Beware of the “Snackwells Effect”

March 2, 2009 – 7:09 am

I’m afraid I can’t take credit for coining this phrase — and I don’t actually know who to give credit to — but it’s the perfect way to describe how most Americans approach energy efficiency, so let’s roll with it.  The idea is that Snackwells are low fat…”so I can eat ALL of them!”  The same phenomenon happens when consumers purchase energy efficient products.  “Hey – it’s a high efficiency furnace, so I can turn it up to 73 degrees.”  Or, “They’re compact fluorescents, so I can leave my lights  on all the time!”

Then, of course, those same consumers are frustrated when they don’t see the monthly utility savings they were promised.  In fact, in our soon-to-be-published Utility Pulse study, about a third of the population says they’ve undertaken efforts to be more efficient and have not seen the savings they expected…which will make it that much more difficult to motivate them to take additional action.

This is a fundamental problem with how we market efficiency now.  It’s the American way really:  we focus on the product they should buy — not the behavior they should change — as if buying the product will magically cure everything and the consumer wont be inconvenienced in any way.  It’s the same thinking that brought us drive-through windows and remote controls.  And, yes, some products will go a long way to making a home more efficient without any behavior change — i.e. insulation.  But, in the end, we must employ a one-two marketing punch of product purchases and behavior changes.

As a proof point for this argument:  61% of the population told us in our Energy Pulse® study that they’re not using more electricity today than they were five years ago, yet, as a nation, our consumption increased 10%.  In Utility Pulse, a little over 70% tell us that they think their homes are efficient…but about the same number also told us their homes are over 20 years old.  So it’s unlikely those homes are, in fact, efficient.

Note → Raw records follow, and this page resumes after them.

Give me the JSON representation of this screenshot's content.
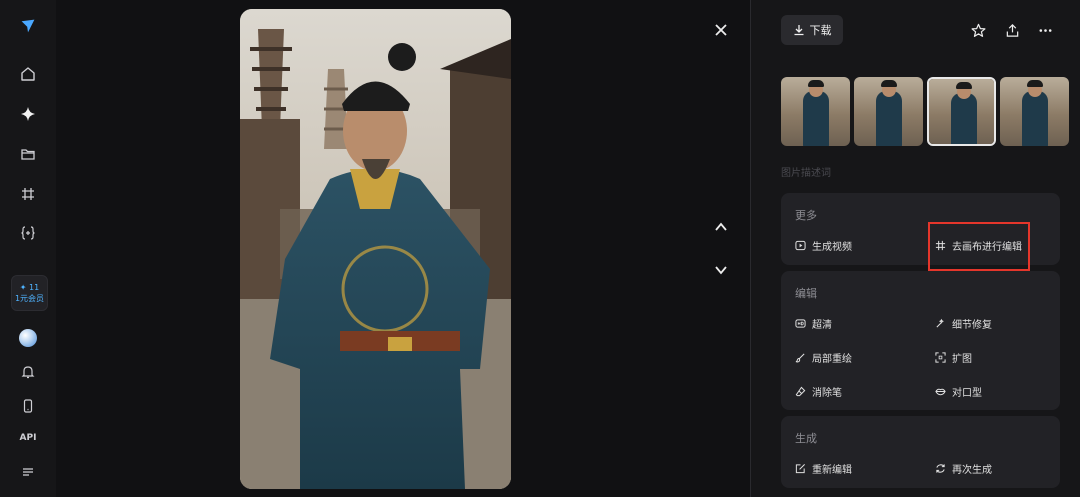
{
  "sidebar": {
    "items": [
      {
        "name": "home-icon"
      },
      {
        "name": "sparkle-icon"
      },
      {
        "name": "folder-icon"
      },
      {
        "name": "canvas-icon"
      },
      {
        "name": "braces-icon"
      }
    ],
    "member": {
      "count": "✦ 11",
      "label": "1元会员"
    },
    "api_label": "API"
  },
  "viewer": {
    "image_alt": "Portrait of a man in Ming dynasty official robe standing in a busy ancient street with pagodas"
  },
  "panel": {
    "download_label": "下载",
    "description_placeholder": "图片描述词",
    "more": {
      "title": "更多",
      "generate_video": "生成视频",
      "edit_on_canvas": "去画布进行编辑"
    },
    "edit": {
      "title": "编辑",
      "hd": "超清",
      "detail_repair": "细节修复",
      "inpaint": "局部重绘",
      "expand": "扩图",
      "eraser": "消除笔",
      "lip_sync": "对口型"
    },
    "generate": {
      "title": "生成",
      "re_edit": "重新编辑",
      "regenerate": "再次生成"
    }
  },
  "colors": {
    "accent_highlight": "#e5362b",
    "member_text": "#4fb3ff",
    "panel_bg": "#161618",
    "card_bg": "#222226"
  }
}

So motivating consumers to buy efficient products and change the way they use energy first requires helping them see their own part in the problem.  Most of the population blames somebody else for rising energy costs — they don’t see the laws of supply and demand in effect.  So we’ve got a ways to go.  And therein lies the challenge.  To create a long-term solution to our energy issues, it requires a combination of technological innovations as well as education at the consumer level, presented with compelling, motivating messages.  Think of Crispin Porter’s “Truth” anti-smoking campaign or the classic anti-littering campaign with the Indian crying.  That kind of imagery — that kind of moving, can’t-look-away messaging — is what’s needed to truly move us along and to stop us from eating all the energy cookies in the bag.